I personally am not a RIA fan, but then again, I am a bit of a gun snob when it comes to 1911s.  hahaha. Sorry... I will say that I see people saying good things about RIAs all the time on the various gun forums. You should be good to go. Just realize that there are compromises at that price point... Most common will be the fit of the parts, the trigger not being as crisp and will have some side to side play. And, the thumb safety won't be as crisp.

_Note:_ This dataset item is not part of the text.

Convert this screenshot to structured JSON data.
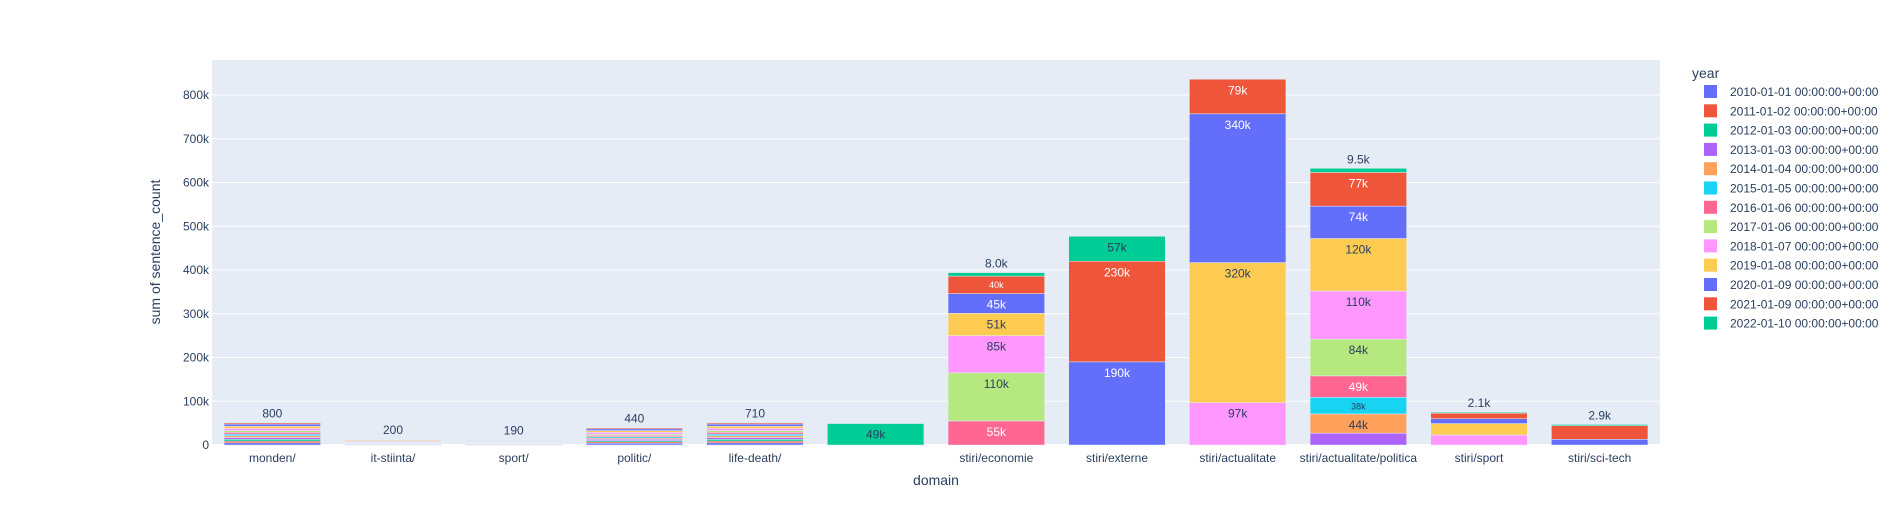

Do you know what kind of sights come on the gun you want? Most of the RIAs I have looked at previously all had all black sights. That's not really great for a self defense gun. You at least want dots on there, IMHO.


----------



## rickclark28 (Apr 14, 2019)

Thanks very much for the good reply! Much appreciate the time and insight!
*The sights are black, and I will revisit my options on this one.
*Will update when I get back to this project. (soon)


----------



## Starman863 (4 mo ago)

I run a modified RIA 1911A1 GI style (I changed it to Wilson Combat components). Sights are black but I just painted the front sight with white nail polish ( I know it’s cheap but it works). As for mags it’s kind of a crap shoot, I tried aluminum “Promags” and found that they tend to spread at the feed ramp and felt pretty cheap, so I spent the extra money and bought steel mags (SIG 1911 that I found on Ebay) and it runs flawlessly, I also have a 10 round mag that I use at the range just for fun but it makes the gun look like a boomerang. You can find mags at Cabela’s or Academy Sports, but the best bargain will be on line at “GunMagWarehouse.com”. So since you’re running a 9mm any 1911 FS mag will work, but for the beefier 45’s like mine I’d go steel. Good luck and congratulations with being in the 1911 fam.


----------



## Starman863 (4 mo ago)

Same 1911 through different phases of change. Bottom is end result today. Cheers!


----------



## Cat with Glasses (4 mo ago)

I have been struggling with the magazines as well, it say 10 round but I have never gotten 10 rounds in the included mag, and I'm afraid to jam it. I ordered another hyper expensive wilson combat mag but it is 9 rounds. I've never had a single misfire with the stock mag but never gotten 10 rounds in, do you carry 9 with one in the chamber, is that how they get the 10?


----------



## guydodge (3 mo ago)

just got the RIA 1911 ultra fs 9mm 10rd and the stock mag supposed to fit 10rd it does not i got it in but would not feed the first round.
i ordered 3 of amscor 10 round mags and they fit the 10 rounds and feed just fine.havent ran enough rounds thru the weapon yet to
speak for reliability.had a couple hang ups but still in the very early stages of break in less than 200rds.my RIA 1911 tac CS ultra 45
was a jam master till some where around 400-500 rounds now she runs like a champ and its my carry.(same brand mags)


----------